On February 6, 2006 Bono gave a speech at a presidential breakfast. He boldly proclaimed in front of the world’s most influential leaders that poverty was not an issue of charity but one of justice.
They are words, among many others, which have changed the way I see the world, the way I see the poor and the way I see myself in relation to the two.
So after I graduated college, I set out into the world yearning to know what God meant when he said “Religion that God our Father accepts as pure and faultless is this: to look after orphans and widows in their distress.” (James 1:27). I wanted, desperately, to truly care about something more than myself and my own vain ambitions.
So I left. I lived in Australia and learned everything I could about Jesus through a YWAM DTS and shortly thereafter took off around the world to learn of this deep love the Lord had for the poor, the destitute and the down-trodden.
Four years and 30 countries later I have seen a lot of the world. I’ve held the hands of the dying and wiped the tears of prostitutes. I’ve seen little girls hacked up in the name of tradition and I prayed with young girls who were kidnapped and forced to sell their bodies for the rest of their lives.
In the face of these injustices, one’s initial inclination might be toward hatred and anger or a sense of hopelessness. But that is not what I found. In the backwards way of the gospel I found a deeper sense of love in the places that seemed absent of it, I felt joy in the pain and I felt hopeful in the face of insurmountable odds.
I guess it is true. God IS with the poor.
God is in the brothels, in the alleyways where humans are sold. God is in the cries of the children who wander the streets. God is in the heart of the broken woman who has been infected with a disease that will end her life, and God is with us if we are with them.
This knowledge has turned my life upside down and I now know, without a doubt, that the call upon my life is to be with those women. To be their voice when no one else can hear them and to point them to the true hope and life found in Jesus.
It’s led me on this path to do Kingdom Journeys, a start-up dedicated to bringing healing and purpose to marginalized women around the world. Because it is a brand-new program that we are putting together, it has been overwhelming in the best ways. Many times I have found myself on my knees, begging God to show me the way because I am in over my head.
It was in this position that I found myself quite often leading up to our first Beauty For Ashes retreat held right here in Gainesville. We had invited women who had only been out of the sex-trade for 1-3 weeks and I felt as I had nothing to offer them. Who am I to tell them that God can heal the emotional trauma of rape when I had never been raped? Or that Jesus can give them hope when I had no idea of the hopelessness they had experienced?
So as a group we prayed, we begged God to move and speak through us.
And He did, on that cold December day six women who had known nothing but hate and lust experienced a deep intimate love from a Father who had knit them together in the womb. There were tears of pain and of joy, tears of release and hope.
God was alive and moving and we were just trying to keep up.

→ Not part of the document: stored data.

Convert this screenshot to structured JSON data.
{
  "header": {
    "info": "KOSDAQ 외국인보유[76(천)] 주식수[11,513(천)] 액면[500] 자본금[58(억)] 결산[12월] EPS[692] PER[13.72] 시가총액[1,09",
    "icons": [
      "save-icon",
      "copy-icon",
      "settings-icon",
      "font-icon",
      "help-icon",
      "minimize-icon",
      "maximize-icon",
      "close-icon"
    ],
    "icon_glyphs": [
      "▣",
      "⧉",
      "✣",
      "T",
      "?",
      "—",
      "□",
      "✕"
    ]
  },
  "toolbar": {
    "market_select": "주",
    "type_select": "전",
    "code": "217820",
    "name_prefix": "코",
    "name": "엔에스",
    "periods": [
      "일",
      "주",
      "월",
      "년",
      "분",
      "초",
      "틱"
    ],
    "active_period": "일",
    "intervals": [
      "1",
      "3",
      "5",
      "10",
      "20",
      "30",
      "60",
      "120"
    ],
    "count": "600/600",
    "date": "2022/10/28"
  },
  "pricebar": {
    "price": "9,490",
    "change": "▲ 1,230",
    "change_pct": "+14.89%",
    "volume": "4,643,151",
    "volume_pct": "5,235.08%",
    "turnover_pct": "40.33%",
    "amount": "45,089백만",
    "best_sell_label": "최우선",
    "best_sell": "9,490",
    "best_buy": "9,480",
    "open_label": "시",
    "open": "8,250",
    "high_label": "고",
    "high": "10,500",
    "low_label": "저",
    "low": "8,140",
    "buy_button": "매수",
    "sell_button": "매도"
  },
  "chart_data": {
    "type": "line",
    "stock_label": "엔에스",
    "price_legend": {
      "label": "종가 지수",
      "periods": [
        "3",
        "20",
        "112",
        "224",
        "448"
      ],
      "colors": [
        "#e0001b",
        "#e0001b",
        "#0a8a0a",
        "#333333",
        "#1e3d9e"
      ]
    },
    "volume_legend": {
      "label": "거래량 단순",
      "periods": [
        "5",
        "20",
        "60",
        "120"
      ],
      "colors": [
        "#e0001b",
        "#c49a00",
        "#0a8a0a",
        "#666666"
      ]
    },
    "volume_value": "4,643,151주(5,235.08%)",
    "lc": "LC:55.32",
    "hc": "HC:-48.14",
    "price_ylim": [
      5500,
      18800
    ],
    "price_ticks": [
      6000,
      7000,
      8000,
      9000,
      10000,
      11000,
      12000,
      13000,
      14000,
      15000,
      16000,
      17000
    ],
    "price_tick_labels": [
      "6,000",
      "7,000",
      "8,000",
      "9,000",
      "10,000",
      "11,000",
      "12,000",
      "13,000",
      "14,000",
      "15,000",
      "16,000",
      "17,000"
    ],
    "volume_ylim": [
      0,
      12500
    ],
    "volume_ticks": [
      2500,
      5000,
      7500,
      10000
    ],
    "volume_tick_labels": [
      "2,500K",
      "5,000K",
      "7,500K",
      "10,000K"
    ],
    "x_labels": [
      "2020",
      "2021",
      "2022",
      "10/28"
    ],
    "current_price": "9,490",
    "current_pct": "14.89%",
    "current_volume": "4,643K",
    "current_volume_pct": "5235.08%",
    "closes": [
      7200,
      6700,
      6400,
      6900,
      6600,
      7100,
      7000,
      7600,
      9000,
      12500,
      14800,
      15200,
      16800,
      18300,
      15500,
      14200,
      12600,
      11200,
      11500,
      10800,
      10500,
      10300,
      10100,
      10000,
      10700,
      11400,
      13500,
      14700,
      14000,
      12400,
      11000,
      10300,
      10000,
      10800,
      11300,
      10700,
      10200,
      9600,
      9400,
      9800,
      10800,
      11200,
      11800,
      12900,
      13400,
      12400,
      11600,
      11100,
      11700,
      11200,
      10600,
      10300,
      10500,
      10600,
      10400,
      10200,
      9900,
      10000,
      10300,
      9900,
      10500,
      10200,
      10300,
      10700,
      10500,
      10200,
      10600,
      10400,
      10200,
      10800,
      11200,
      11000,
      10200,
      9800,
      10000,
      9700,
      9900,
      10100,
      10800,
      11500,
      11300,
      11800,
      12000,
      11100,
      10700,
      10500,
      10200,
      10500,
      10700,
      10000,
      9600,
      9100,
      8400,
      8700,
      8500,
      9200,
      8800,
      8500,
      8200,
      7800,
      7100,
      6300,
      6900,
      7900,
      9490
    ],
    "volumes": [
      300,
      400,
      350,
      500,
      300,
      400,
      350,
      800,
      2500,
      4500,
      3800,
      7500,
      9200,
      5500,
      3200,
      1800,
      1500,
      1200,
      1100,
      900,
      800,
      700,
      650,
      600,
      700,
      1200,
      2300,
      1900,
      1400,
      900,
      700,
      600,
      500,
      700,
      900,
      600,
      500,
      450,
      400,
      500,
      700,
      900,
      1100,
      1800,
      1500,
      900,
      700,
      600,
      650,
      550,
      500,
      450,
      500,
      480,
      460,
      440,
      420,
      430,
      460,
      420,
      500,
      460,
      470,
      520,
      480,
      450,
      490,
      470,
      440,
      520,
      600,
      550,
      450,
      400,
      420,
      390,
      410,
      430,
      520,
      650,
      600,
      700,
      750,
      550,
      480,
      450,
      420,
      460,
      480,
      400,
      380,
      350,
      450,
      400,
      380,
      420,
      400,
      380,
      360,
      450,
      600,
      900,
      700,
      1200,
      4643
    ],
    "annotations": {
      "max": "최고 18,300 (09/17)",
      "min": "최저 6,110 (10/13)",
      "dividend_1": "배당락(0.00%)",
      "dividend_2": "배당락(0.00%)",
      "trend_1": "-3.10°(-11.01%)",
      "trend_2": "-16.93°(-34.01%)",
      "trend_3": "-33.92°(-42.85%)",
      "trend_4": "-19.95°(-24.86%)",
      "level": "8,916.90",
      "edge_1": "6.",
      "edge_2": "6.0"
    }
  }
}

You see I was reminded of something that day, that while evil may prowl around like a lion seeking whom devour, so does something even stronger. Love.
So let’s get behind love, let’s get behind God because He is already on the move.
“Stop asking God to bless what you’re doing. Get involved in what God is doing — because it’s already blessed.” Bono said that. Maybe those rosy colored glasses actually do help him to see the world more clearly.
Today I am getting behind what God is already doing? Won’t you join me?